Nevertheless, yesterday was worth the trip over from the Big Island.

"I was really impressed to see this many women at this race,'' she said. "The support was so nice form the other women cheering you on. And to win a bowl from Tiffany's, two inter-island round-trip airfares and be given roses at the finish, how special."

"It was awesome,'' said Tanimoto, a 24-year-old Kealakekua resident. "I just started running a little under two years ago."

Tanimoto finished eighth in the women's division of the Great Aloha Run. She is content with her accomplishments so far this year.

"Now I know running is my passion,'' she said.

Fourth place went to Rachel Portner, a two-time winner of the event (1984 and 1987). The 46-year-old finished in 39:41.

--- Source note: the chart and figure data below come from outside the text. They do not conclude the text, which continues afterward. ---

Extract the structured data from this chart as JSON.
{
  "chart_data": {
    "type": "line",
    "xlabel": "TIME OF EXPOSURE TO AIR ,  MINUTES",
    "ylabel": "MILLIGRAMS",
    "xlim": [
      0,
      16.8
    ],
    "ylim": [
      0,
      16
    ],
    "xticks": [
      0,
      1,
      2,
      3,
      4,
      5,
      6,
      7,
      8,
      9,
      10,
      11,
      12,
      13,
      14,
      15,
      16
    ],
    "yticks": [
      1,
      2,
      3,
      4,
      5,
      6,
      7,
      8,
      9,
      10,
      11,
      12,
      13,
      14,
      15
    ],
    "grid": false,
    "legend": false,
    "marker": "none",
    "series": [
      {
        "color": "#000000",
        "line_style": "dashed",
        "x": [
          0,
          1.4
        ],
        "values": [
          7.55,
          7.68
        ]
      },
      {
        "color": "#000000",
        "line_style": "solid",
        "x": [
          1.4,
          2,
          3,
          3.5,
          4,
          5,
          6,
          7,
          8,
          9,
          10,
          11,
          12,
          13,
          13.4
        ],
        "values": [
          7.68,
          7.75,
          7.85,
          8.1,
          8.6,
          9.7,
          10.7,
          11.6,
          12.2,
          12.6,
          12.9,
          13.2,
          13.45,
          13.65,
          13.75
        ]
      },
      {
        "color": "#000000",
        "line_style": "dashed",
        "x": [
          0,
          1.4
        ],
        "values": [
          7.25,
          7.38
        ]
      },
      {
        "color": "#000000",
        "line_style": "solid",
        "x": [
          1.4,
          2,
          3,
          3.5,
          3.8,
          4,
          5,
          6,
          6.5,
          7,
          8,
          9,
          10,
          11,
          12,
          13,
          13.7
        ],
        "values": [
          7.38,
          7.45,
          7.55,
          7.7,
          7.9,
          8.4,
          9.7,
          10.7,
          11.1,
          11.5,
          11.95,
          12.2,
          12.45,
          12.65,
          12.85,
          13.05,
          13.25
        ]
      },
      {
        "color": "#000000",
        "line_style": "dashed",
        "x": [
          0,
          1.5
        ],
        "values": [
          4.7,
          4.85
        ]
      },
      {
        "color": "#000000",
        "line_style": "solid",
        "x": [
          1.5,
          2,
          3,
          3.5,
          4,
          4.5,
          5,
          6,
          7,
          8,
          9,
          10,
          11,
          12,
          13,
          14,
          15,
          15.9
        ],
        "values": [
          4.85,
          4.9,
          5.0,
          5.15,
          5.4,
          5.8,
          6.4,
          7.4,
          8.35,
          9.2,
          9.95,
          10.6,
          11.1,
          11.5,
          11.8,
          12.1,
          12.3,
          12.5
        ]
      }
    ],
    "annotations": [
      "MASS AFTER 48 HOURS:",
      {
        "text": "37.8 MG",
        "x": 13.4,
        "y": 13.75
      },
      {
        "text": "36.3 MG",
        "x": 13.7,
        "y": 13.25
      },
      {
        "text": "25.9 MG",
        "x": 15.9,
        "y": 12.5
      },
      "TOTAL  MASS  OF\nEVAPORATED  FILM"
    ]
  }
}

Even those women not vying for the top spots sprinted the last quarter-mile to the finish line. Most were trying to make the finish times they had set on their mental watches.

"I saw the 45 minutes (on the finish line timer)," said Hina Torres. "And I was trying to get that. But right when I was coming across the finish line it turned to 46 (minutes)."

Torres, 32, and a mother of a 10-month-old baby, said she had planned to take it easy since taking some time off running.

"But then I started to feel good out there," she said. "And it usually rains. This was the first-time we had sunshine in a long time.''

Monique Mata, a 20-year-old Chaminade cross-country runner took fifth place yesterday.

"It was a nice day today, not too windy," she said. "I knew who the competition was, and I was with Christensen at the start. But then she just took off."

Participants in yesterday's race ranged from 6- to 86-years-old.

Running buddies Francine Summers and Allison Math were happy that they completed the entire course.

"The most we ever ran at one time was four miles,'' said Summers. "So were proud of ourselves that we did six."